- Native name: فلافيان زكريا ملكي
- Church: Syriac Catholic Church
- Province: Patriarchate of Antioch
- Installed: 6 July 1963
- Term ended: 20 November 1989
- Other post: Patriarchal Vicar of Lebanon

Orders
- Ordination: 3 May 1925
- Consecration: 15 August 1963 by Ignatius Gabriel I Tappouni

Personal details
- Born: Zacharie Melki 15 August 1899 Kalat Mara, Ottoman Empire (now Turkey)
- Died: 20 November 1989 (aged 90) Beirut, Lebanon

= Flavien Zacharie Melki =

Syriac Catholic archbishop (1899–1989)

Flavien Zacharie Melki (15 August 1899 – 20 November 1989) was a Syriac Catholic hierarch. He served as the Patriarchal Vicar of the Syriac Catholic Patriarchate in Lebanon and was the Titular Archbishop of Amida of the Syriacs from 1963 until his death in 1989.

== Biography ==
Melki was born in the village of Kalat Mara, near Mardin (then part of the Ottoman Empire), during a period of significant upheaval for the Syriac Christian community. He was ordained to the priesthood on 3 May 1925. Future bishop Flavien Joseph Melki (1931–2026) was his nephew.
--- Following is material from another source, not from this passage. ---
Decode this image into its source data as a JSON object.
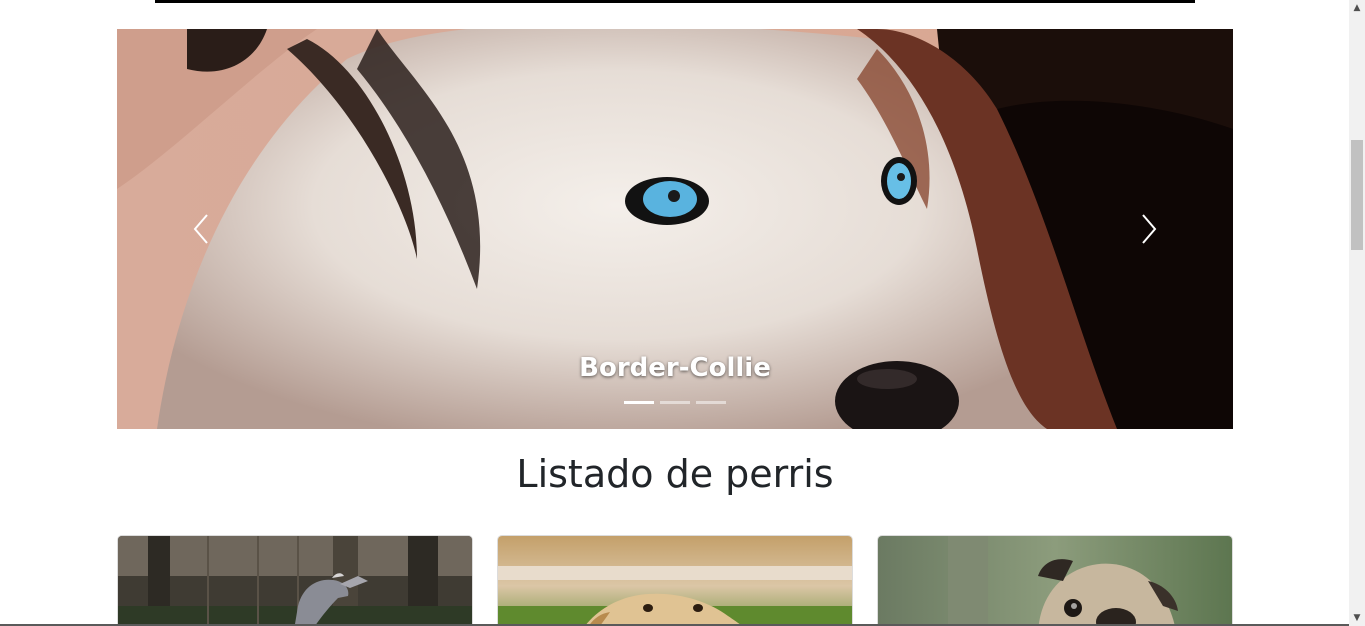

=== Episcopal ministry ===
On 6 July 1963, he was appointed by the Synod of Bishops of the Syriac Catholic Church as a titular archbishop to assist the Patriarchal administration. He was assigned the Titular See of Amida of the Syriacs. He received his episcopal consecration on 15 August 1963 from Cardinal Ignatius Gabriel I Tappouni, the Patriarch of Antioch, with Athanase Jean Daniel Bakose and Grégoire Ephrem Jarjour serving as co-consecrators.
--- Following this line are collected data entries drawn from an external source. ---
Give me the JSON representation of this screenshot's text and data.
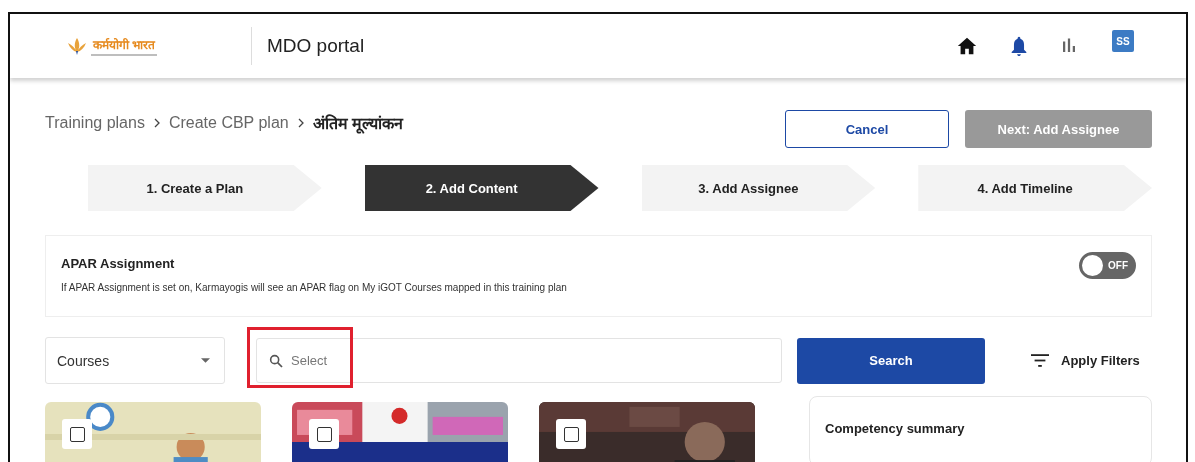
{
  "header": {
    "logo_text": "कर्मयोगी भारत",
    "title": "MDO portal",
    "avatar": "SS"
  },
  "breadcrumb": [
    {
      "label": "Training plans",
      "current": false
    },
    {
      "label": "Create CBP plan",
      "current": false
    },
    {
      "label": "अंतिम मूल्यांकन",
      "current": true
    }
  ],
  "actions": {
    "cancel": "Cancel",
    "next": {
      "label": "Next: Add Assignee",
      "disabled": true
    }
  },
  "steps": [
    {
      "label": "1. Create a Plan",
      "selected": false
    },
    {
      "label": "2. Add Content",
      "selected": true
    },
    {
      "label": "3. Add Assignee",
      "selected": false
    },
    {
      "label": "4. Add Timeline",
      "selected": false
    }
  ],
  "apar": {
    "title": "APAR Assignment",
    "description": "If APAR Assignment is set on, Karmayogis will see an APAR flag on My iGOT Courses mapped in this training plan",
    "toggle": {
      "on": false,
      "label": "OFF"
    }
  },
  "filters": {
    "type_dropdown": "Courses",
    "search": {
      "placeholder": "Select",
      "highlighted": true
    },
    "search_button": "Search",
    "apply_filters": "Apply Filters"
  },
  "competency_summary": {
    "title": "Competency summary"
  }
}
As Patriarchal Vicar, Melki played a significant role in the administration of the church in Lebanon during the difficult years of the Lebanese Civil War. He was also an active participant in the later sessions of the Second Vatican Council (1962–1965), contributing to the discussions regarding the Eastern Catholic Churches.

=== Death ===
Archbishop Melki died in Beirut on 20 November 1989 at the age of 90.